Gennaro tries to kick GOP placeholder off ballot in complicated Queens council race
/By David Brand
For the past few weeks, Republican attorney Leo Yakubov has been campaigning for the special election to fill an open Queens council seat. There’s just one issue: 11 candidates have filed paperwork to run Feb. 2 and none of them are Yakubov.
Ex-Councilmember James Gennaro is trying to keep it that way.

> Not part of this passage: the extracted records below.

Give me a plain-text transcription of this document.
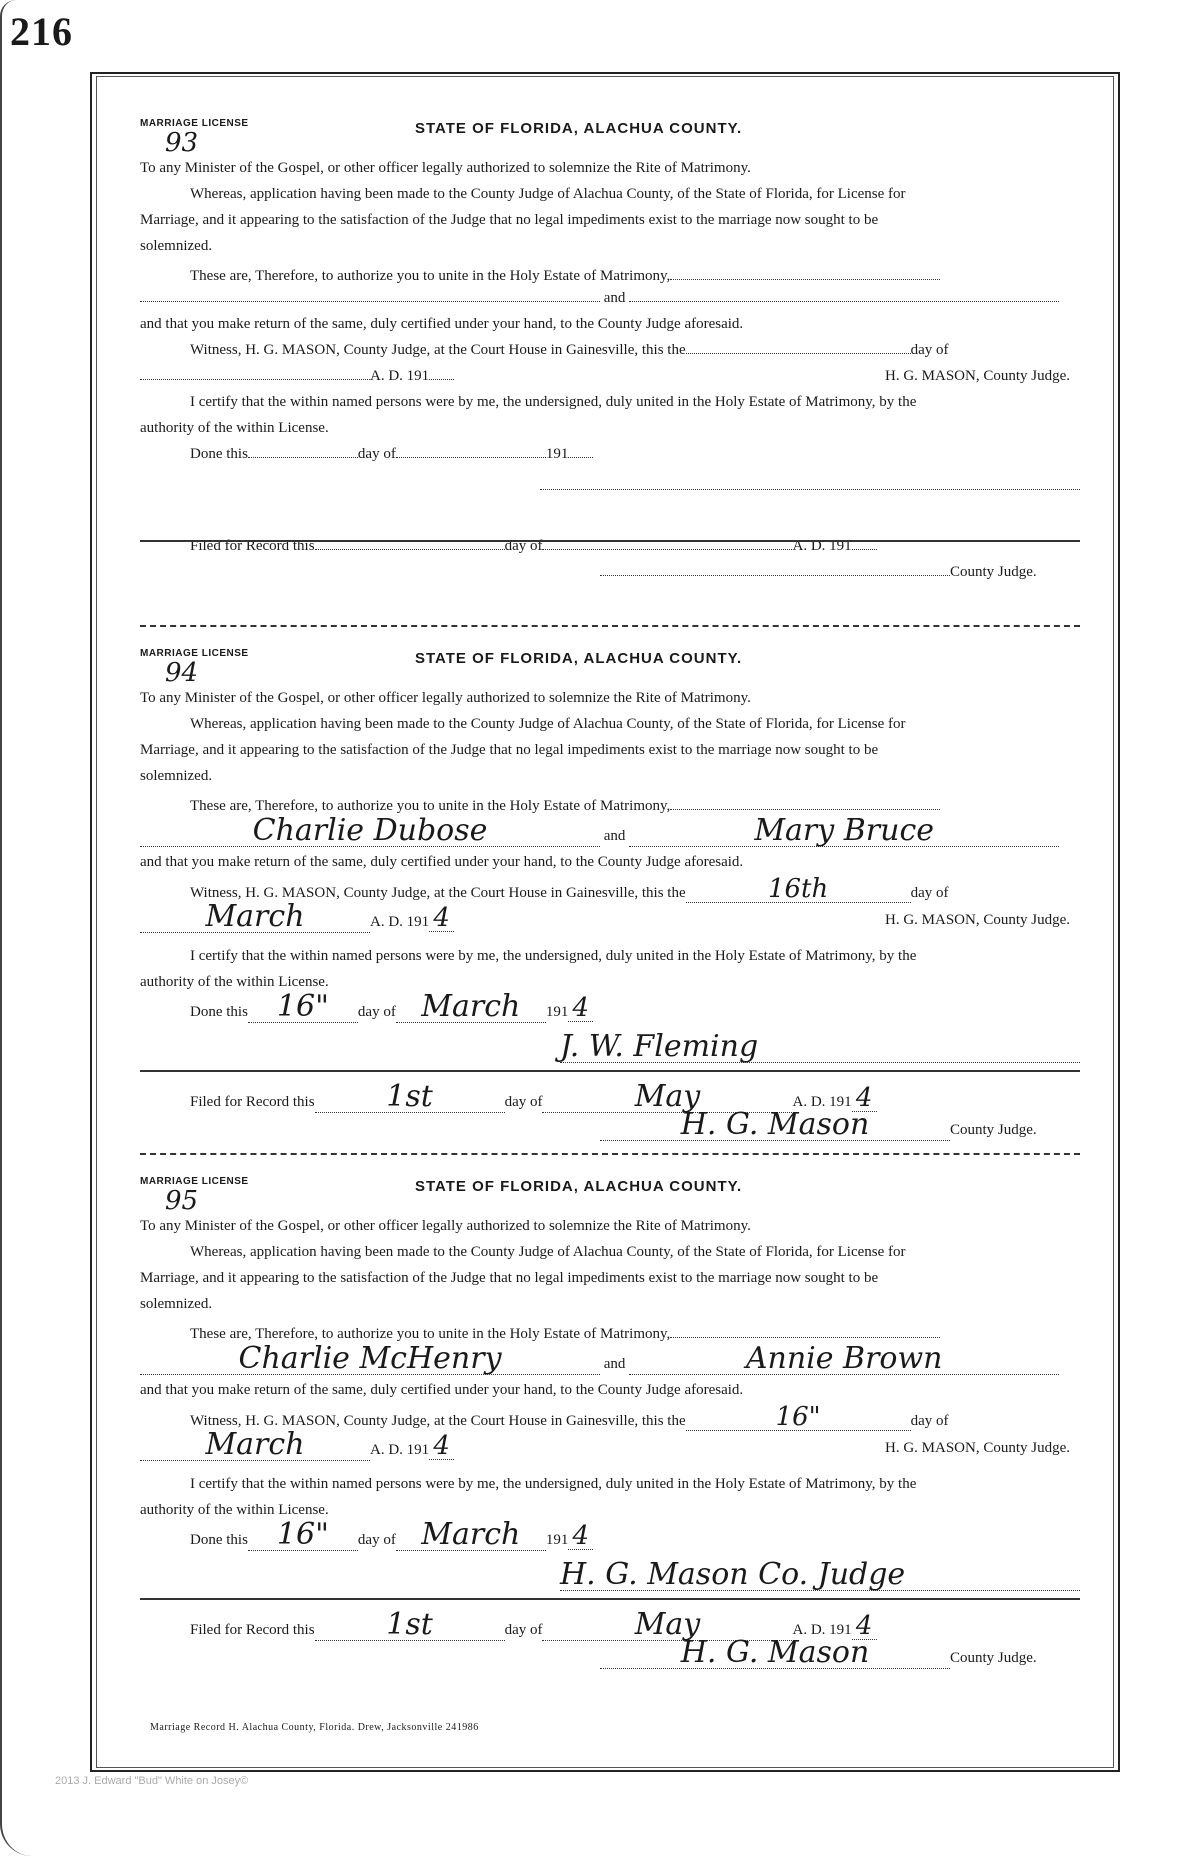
216
MARRIAGE LICENSE
93	STATE OF FLORIDA, ALACHUA COUNTY.
To any Minister of the Gospel, or other officer legally authorized to solemnize the Rite of Matrimony.
Whereas, application having been made to the County Judge of Alachua County, of the State of Florida, for License for
Marriage, and it appearing to the satisfaction of the Judge that no legal impediments exist to the marriage now sought to be
solemnized.
These are, Therefore, to authorize you to unite in the Holy Estate of Matrimony,
and
and that you make return of the same, duly certified under your hand, to the County Judge aforesaid.
Witness, H. G. MASON, County Judge, at the Court House in Gainesville, this the	day of
A. D. 191	H. G. MASON, County Judge.
I certify that the within named persons were by me, the undersigned, duly united in the Holy Estate of Matrimony, by the
authority of the within License.
Done this	day of	191
Filed for Record this	day of	A. D. 191
County Judge.
MARRIAGE LICENSE
94	STATE OF FLORIDA, ALACHUA COUNTY.
To any Minister of the Gospel, or other officer legally authorized to solemnize the Rite of Matrimony.
Whereas, application having been made to the County Judge of Alachua County, of the State of Florida, for License for
Marriage, and it appearing to the satisfaction of the Judge that no legal impediments exist to the marriage now sought to be
solemnized.
These are, Therefore, to authorize you to unite in the Holy Estate of Matrimony,
Charlie Dubose	and	Mary Bruce
and that you make return of the same, duly certified under your hand, to the County Judge aforesaid.
Witness, H. G. MASON, County Judge, at the Court House in Gainesville, this the	16th	day of
March	A. D. 191 4	H. G. MASON, County Judge.
I certify that the within named persons were by me, the undersigned, duly united in the Holy Estate of Matrimony, by the
authority of the within License.
Done this 16" day of March 191 4
J. W. Fleming
Filed for Record this 1st	day of	May	A. D. 191 4
H. G. Mason	County Judge.
MARRIAGE LICENSE
95	STATE OF FLORIDA, ALACHUA COUNTY.
To any Minister of the Gospel, or other officer legally authorized to solemnize the Rite of Matrimony.
Whereas, application having been made to the County Judge of Alachua County, of the State of Florida, for License for
Marriage, and it appearing to the satisfaction of the Judge that no legal impediments exist to the marriage now sought to be
solemnized.
These are, Therefore, to authorize you to unite in the Holy Estate of Matrimony,
Charlie McHenry	and	Annie Brown
and that you make return of the same, duly certified under your hand, to the County Judge aforesaid.
Witness, H. G. MASON, County Judge, at the Court House in Gainesville, this the	16"	day of
March	A. D. 191 4	H. G. MASON, County Judge.
I certify that the within named persons were by me, the undersigned, duly united in the Holy Estate of Matrimony, by the
authority of the within License.
Done this 16" day of March 191 4
H. G. Mason Co. Judge
Filed for Record this 1st	day of	May	A. D. 191 4
H. G. Mason	County Judge.
Marriage Record H. Alachua County, Florida. Drew, Jacksonville 241986
2013 J. Edward "Bud" White on Josey©
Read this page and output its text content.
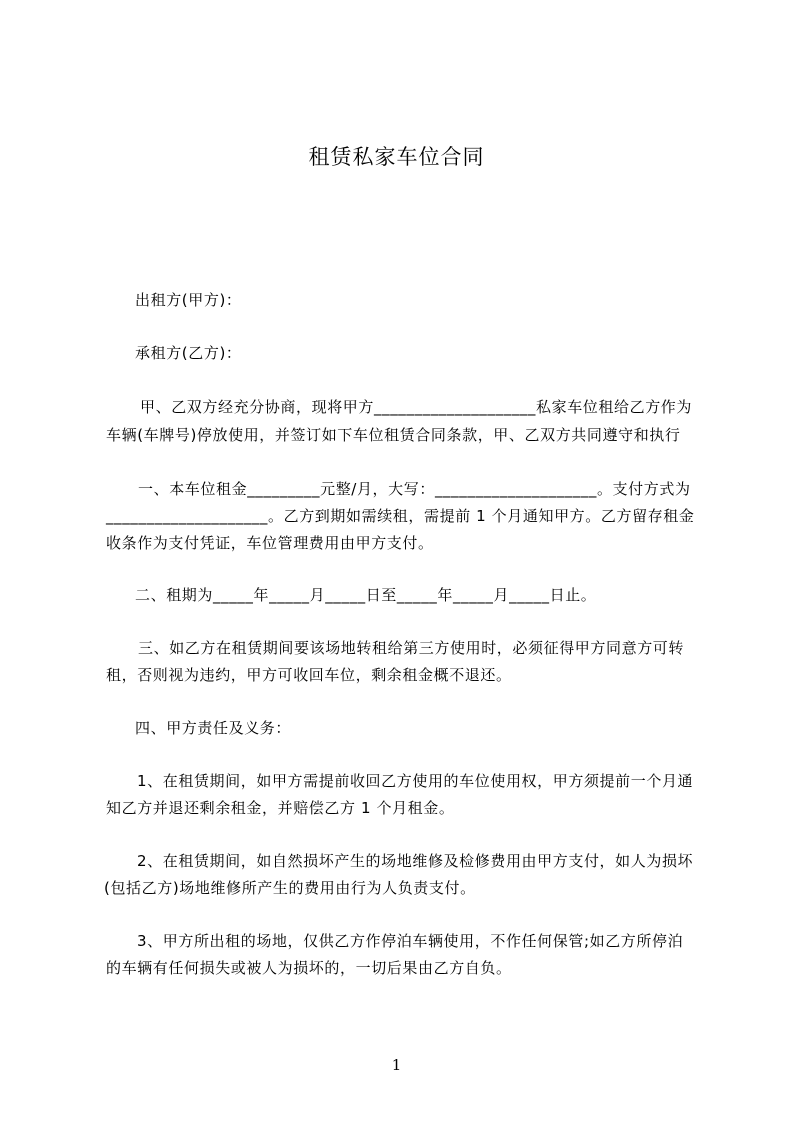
租赁私家车位合同
出租方(甲方)：
承租方(乙方)：
甲、乙双方经充分协商，现将甲方____________________私家车位租给乙方作为
车辆(车牌号)停放使用，并签订如下车位租赁合同条款，甲、乙双方共同遵守和执行
一、本车位租金_________元整/月，大写：____________________。支付方式为
____________________。乙方到期如需续租，需提前 1 个月通知甲方。乙方留存租金
收条作为支付凭证，车位管理费用由甲方支付。
二、租期为_____年_____月_____日至_____年_____月_____日止。
三、如乙方在租赁期间要该场地转租给第三方使用时，必须征得甲方同意方可转
租，否则视为违约，甲方可收回车位，剩余租金概不退还。
四、甲方责任及义务：
1、在租赁期间，如甲方需提前收回乙方使用的车位使用权，甲方须提前一个月通
知乙方并退还剩余租金，并赔偿乙方 1 个月租金。
2、在租赁期间，如自然损坏产生的场地维修及检修费用由甲方支付，如人为损坏
(包括乙方)场地维修所产生的费用由行为人负责支付。
3、甲方所出租的场地，仅供乙方作停泊车辆使用，不作任何保管;如乙方所停泊
的车辆有任何损失或被人为损坏的，一切后果由乙方自负。
1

He has filed a legal challenge to disqualify a placeholder candidate, and thus block Yakubov from the crowded field.
Gennaro is looking to reclaim his old seat in Council District 24, a position that opened up when Rory Lancman left office to take a job in the Cuomo Administration last month.
The moderate Democrat has strong support among many Orthodox Jewish and Bukharian Jewish constituents based on the 12 years he spent in office from 2001 to 2013. Blocking Yakubov, who is Bukharian, will help him consolidate that support in the city’s first ranked-choice election.
To that end, Gennaro has objected to the petition filed by Republican District Leader Philip Grillo, alleging in a court filing that many “signatures were obtained by fraud” and forgery.
Grillo, a resident of Glen Oaks, well outside Council District 24, has no intention of actually running in District 24, according to people familiar with his campaign and a story last month in the Bukharian Times.
After submitting his campaign petitions before the Nov. 18 deadline, Grillo filed a declination that would allow a substitute candidate — Yakubov — to take over his ballot line. It’s an uncommon move in an open special election, where candidates run under made-up party names and not as Republicans or Democrats. Grillo has filed to run on the “Save Our City” line.
Yakubov did not provide a response for this story. He answered the phone Monday night and asked to talk later, but did not answer follow up calls or texts. Last month, he told the Bukharian Times that the Queens Republican Party approached him to run.
“I’ll speak about our values, which are conservative values,” he said Nov. 19. “The Bukharian people need a candidate who will lift them up and they will vote.”
Grillo and Queens GOP Chair Joann Ariola did not respond to requests for comment.
Gennaro questioned why the Queens County Republican Party didn’t just petition for Yakubov, who goes by Leo Jacobs professionally, in the first place.
“If the whole idea is that Yakubov wants to run, and if he’s got help from people who will carry his petitions, then just do that,” Gennaro said.
A person familiar with the Grillo/Yakubov campaign said the Queens GOP wanted to hold the ballot line for a conservative Bukharian candidate, but did not yet have one in mind when the abridged petitioning period began last month.
Gennaro and Grillo are just two of the eleven candidates vying to replace Lancman — a crowded field for the first test of ranked-choice voting.
Voters will have a chance to designate their top five choices for the office. If no candidate receives 50 percent of the vote, the last-place finisher is eliminated and voters who picked that candidate will have their second choice tallied. That process will continue until one candidate receives a majority of the vote
The Grillo/Yakubov maneuver makes the race a little more complicated.
But, Gennaro said, “at the end of the day, who’s ever on the ballot is on the ballot and we freaking deal with it.”